In 2018, CBR ranked this character 10th best recurring character of all Star Trek.

Producer Ira Steven Behr's impression from "The Way of the Warrior" was "Gee, this guy Martok is great", and he decided to make him a recurring character. He described Martok as "a great Klingon. Very charismatic and fun."

Uwe Meyer characterizes Martok as an upright person of integrity, who in this regard stands in direct contrast and conflict to his predecessor, the erratic and self-serving Gowron. Martok is committed to family loyalty and follows a code of honour that is especially visible in times of war. Douglas Mann calls it "the Homeric code of the Klingon warrior" and compares it to that of ancient Sparta and the warriors of Mycenean culture as depicted in the Illiad.

Meyer sees elements of the Cold War reflected in the Star Trek franchise, with the Federation representing the West and the Klingon Empire the USSR and Russia. In this context, Martok represents a Klingon character who is not explicitly Westernized like Worf, but still pays homage to the liberal values of the West to a significant degree. This characterization - bar the political connotations - is supported by a discussion documented by Karl Spracklen: Martok has been exposed to human culture enough to laugh off the refusal of his Federation allies to celebrate a victory the Klingon way with him, where another Klingon might have been offended. Martok's chancellorship is compared by Meyer to the position of Mikhail Gorbachev in the USSR, as a representative of the ruling elite who recognizes the shortcomings and divisions of his society and strives for reform. In this role Martok is also similar to the character of Azetbur from Star Trek VI: The Undiscovered Country. She was denied significant success as a lone reformer. Whether Martok can fulfill the hopes invested in him is an open question at the end of his arc.
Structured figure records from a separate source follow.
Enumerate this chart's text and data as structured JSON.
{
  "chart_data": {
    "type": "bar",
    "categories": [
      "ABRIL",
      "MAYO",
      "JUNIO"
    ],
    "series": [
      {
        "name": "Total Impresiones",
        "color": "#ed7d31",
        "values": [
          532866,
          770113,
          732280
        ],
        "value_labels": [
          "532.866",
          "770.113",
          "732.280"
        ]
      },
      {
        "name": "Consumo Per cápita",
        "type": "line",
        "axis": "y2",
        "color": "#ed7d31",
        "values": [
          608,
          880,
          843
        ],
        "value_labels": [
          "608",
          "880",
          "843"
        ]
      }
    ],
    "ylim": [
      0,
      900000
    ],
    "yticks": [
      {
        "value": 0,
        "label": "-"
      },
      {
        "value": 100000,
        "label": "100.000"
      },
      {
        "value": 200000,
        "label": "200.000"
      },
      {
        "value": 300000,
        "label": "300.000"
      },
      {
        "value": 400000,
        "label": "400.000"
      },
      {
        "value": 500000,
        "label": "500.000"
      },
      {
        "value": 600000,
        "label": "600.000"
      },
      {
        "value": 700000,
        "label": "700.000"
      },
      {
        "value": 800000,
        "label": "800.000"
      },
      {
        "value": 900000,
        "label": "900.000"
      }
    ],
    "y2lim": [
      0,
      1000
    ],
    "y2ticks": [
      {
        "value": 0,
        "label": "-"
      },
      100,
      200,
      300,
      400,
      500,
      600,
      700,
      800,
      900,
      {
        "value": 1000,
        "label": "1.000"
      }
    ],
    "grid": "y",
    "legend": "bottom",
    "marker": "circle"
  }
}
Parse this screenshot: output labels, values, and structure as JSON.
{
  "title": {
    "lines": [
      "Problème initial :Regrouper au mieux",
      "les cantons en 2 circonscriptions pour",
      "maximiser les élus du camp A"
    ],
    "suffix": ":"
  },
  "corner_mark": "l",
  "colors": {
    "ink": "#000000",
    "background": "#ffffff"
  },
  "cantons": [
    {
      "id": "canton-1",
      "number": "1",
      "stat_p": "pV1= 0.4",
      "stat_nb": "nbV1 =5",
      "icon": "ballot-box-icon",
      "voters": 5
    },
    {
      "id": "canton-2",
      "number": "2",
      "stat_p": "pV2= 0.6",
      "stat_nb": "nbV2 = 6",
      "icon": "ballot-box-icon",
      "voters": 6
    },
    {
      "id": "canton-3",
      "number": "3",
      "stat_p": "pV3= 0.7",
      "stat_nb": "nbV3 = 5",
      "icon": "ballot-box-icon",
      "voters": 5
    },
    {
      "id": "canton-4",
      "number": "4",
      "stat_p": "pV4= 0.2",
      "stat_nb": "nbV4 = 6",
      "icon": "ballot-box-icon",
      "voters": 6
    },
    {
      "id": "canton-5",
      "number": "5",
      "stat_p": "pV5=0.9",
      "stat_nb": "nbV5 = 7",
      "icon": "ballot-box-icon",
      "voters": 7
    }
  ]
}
Uwe Meyer also states that Martok conforms to the stereotype of the simple, honest soldier, who is not well-versed in the intrigues associated with a negatively connoted political class, and is more like a politician should be because of it. That he was often victorious in battle is presented as adding to his aptitude, comparable to a number of former military officers who have achieved the U.S. presidency.